Yesterday The American Spectator published The Men Behind the Wire: Voices From the DC Jail, my latest article about the degrading and sadistic pre-trial detention of the January 6 Capitol Hill protesters by the District of Columbia Department of Corrections.
The title is based on The Men Behind the Wire, a song written and composed by Paddy McGuigan of the Barleycorn Irish folk group in the wake of Operation Demetrius, a 1971 British Army operation in Northern Ireland. It involved the mass arrest and imprisonment without trial of individuals suspected of involvement with the Irish Republican Army.
The brutal manner in which the arrests were made and the prolonged abuse of the imprisoned arrestees sparked mass protests and a steep increase in sectarian violence throughout Northern Ireland.
To supporters of Irish nationalism in Northern Ireland and around the world, the suffering internees became martyrs to the cause of freedom. And over time it became apparent that Operation Demetrius had backfired and had hardened opposition to British rule.
You can hear Paddy McGuigan’s ballad by clicking on this picture:
As the pre-trial detention and sadistic treatment of the January 6 Capitol Hill protesters continues, one wonders if those in authority are aware of Operation Demetrius’ disastrously counterproductive outcome.

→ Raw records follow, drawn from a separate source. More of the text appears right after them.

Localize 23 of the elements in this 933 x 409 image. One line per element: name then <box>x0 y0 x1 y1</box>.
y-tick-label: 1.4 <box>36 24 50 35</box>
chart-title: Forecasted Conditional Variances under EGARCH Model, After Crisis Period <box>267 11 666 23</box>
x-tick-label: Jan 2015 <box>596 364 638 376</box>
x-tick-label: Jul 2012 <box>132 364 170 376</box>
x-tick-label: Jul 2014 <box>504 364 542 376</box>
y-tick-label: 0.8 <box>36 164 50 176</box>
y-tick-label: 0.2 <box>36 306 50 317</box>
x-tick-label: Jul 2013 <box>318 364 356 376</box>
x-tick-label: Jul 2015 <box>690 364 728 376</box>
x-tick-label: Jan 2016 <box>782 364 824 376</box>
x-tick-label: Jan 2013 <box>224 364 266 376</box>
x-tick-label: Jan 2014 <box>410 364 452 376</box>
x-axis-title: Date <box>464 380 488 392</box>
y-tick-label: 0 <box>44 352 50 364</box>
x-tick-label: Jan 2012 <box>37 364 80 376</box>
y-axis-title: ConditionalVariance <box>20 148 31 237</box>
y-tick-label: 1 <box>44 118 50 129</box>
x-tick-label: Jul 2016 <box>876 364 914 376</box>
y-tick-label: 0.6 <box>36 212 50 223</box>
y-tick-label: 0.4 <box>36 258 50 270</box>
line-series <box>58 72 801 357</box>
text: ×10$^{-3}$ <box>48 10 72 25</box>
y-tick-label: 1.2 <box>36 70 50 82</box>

I’m not saying that we are in a Northern Ireland-style civil war or that the detainees have achieved political martyr status. But we are a bitterly divided country with far too many of our citizens consumed by smoldering rage and resentment. Unless cooler heads prevail, what happened at the Capitol on January 6, 2021 could turn out to be a mere preamble to a far more disastrous and widespread conflict. And the mindless and depraved mistreatment of those pre-trial detainees at the D.C. Jail only exacerbates this precarious situation and risks inciting violent retribution.
In short, the goons at the D.C. Jail and those who have given them the power and license to mistreat the detainees are playing with fire.